Coca-Cola bottlers to set up new manufacturing lines in Haryana
Authorised franchise bottlers of Coca-Cola, Kandhari Beverages and Enrich Agro Food Products will make an investment of Rs.510crore to set up new manufacturing lines. The agreement to increase their manufacturing line was signed with the State government during the ‘Happening Haryana Global Investors’ Summit-2016 in Gurgaon. This expansion is likely to generate additional employment for 325 people.
As part of the agreement, Kandhari Beverages will invest Rs.300crore to set up a high-speed juice, sparkling and energy drinks manufacturing line at Ambala by 2018. They will also enhance infrastructure in their bottling facilities. On the other hand, Enrich Agro Food Products will set up new manufacturing lines at Rohtak with an investment of Rs.165crore and Rs.45crore will be invested in a Coca-Cola packaging unit.
Baskin-Robbins tie up to sell Manpasand beverages
Ice-cream chain, Baskin Robbins and Manpasand Beverages have had a tie-up to sell the latter’s beverages. Besides selling ice-cream at their outlets in India, Baskin Robbins will also offer Manpasand’s mango based ‘Mango Sip’ and ‘Fruits Up.’
This is a first tie-up of the biggest ice-cream brand with a fruit beverage company. Presently, Manpasand’s flagship brand ‘Mango Sip’ is sold in rural and semi-rural regions but with the tie –up the company will be able to reach the urban customer also. In the first phase, Baskin Robbins has tied up for 250 outlets and later the fruit beverages will be available across all Baskin Robbins outlets in India.
Food processing sector procures $385.45 million FDI till December 2015
Till December 2015 India was able to attract $385.45 million FDI in the food processing sector as compared to the $515.86 million for the previous fiscal.

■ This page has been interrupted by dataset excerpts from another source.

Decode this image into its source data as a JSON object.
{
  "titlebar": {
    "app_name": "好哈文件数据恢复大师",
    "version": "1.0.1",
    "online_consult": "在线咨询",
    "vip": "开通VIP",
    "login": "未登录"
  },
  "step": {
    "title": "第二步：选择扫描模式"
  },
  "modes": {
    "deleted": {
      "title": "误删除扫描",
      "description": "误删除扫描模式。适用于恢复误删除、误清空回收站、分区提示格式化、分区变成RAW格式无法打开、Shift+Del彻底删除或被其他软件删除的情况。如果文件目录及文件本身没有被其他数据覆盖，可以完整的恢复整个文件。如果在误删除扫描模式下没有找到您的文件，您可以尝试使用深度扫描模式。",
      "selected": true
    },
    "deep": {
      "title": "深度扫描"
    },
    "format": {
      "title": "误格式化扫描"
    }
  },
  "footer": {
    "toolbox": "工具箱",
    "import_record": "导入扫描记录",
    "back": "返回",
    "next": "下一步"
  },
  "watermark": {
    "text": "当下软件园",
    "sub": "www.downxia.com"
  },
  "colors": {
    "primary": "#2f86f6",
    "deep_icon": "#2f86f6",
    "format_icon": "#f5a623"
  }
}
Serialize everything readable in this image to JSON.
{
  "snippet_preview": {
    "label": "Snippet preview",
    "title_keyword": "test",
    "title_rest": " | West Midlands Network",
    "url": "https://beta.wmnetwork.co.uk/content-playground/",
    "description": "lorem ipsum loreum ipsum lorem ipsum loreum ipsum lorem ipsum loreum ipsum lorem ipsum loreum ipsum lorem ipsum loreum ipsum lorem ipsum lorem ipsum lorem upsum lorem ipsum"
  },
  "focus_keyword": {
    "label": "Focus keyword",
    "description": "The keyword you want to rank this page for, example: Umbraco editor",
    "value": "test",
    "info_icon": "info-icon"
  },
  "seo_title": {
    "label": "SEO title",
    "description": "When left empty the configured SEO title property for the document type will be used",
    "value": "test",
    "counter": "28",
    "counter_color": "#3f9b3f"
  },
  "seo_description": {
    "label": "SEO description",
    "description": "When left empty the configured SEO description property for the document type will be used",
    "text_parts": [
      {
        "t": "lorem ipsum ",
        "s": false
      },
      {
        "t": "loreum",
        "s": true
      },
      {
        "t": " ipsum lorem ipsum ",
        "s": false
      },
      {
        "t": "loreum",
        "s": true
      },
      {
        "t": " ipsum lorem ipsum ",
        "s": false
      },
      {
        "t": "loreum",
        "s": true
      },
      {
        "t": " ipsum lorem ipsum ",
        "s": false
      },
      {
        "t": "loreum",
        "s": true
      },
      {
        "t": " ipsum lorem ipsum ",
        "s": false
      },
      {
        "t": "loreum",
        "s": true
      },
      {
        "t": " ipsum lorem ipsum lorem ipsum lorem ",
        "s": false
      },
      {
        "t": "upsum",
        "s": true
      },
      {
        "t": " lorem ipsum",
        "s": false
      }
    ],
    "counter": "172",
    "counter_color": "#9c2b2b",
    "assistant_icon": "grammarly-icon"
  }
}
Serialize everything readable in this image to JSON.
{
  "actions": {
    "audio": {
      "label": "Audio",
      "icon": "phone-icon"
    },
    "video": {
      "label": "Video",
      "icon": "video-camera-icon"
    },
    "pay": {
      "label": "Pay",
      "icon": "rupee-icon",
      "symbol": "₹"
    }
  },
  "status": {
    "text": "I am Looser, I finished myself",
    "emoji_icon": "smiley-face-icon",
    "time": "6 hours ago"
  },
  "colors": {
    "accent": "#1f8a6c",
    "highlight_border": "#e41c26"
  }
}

According to the data shared by Minister of State for Food Processing Sadhvi Niranjan Jyoti in a written reply in Rajya Sabha, the food processing sector has attracted $5,285.66 million FDI from April 2012 to December 2015. To encourage the sector the Finance Minister has also announced100 percent FDI in the marketing of food and food products produced and manufactured in India in the current Union Budget. FDI will be allowed through FIPB route and this will give impetus to the food processing industry as well as support farmers and generate employment.
Patanjali Ayurved to set up Food Park in Punjab
According to a statement made by Deputy Chief Minister, Sukhbir Singh Badal, Baba Ramdev’s FMCG, Patanjali Ayurved will set up a Food Park in Ludhiana. On the other hand, ITC will be setting up a food processing unit in the state. The request had been made by Patanjali as the company is “impressed with the policy on the industry in the state.” Since the Punjab government has announced a zero tax policy other companies like PepsiCo and Coca-Cola have also shown an interest in setting up processing units.
Patanjali Ayurved is likely to lay down the foundation stone for the Food Park in April 2016. The Punjab government is hoping to attract an investment of around one lakh rupees in the food processing sector this year. Multi-branding in food processing is bringing a lot of benefits to the state even though there are complaints about the government’s performance in the past nine years of the SAD-BJP regime.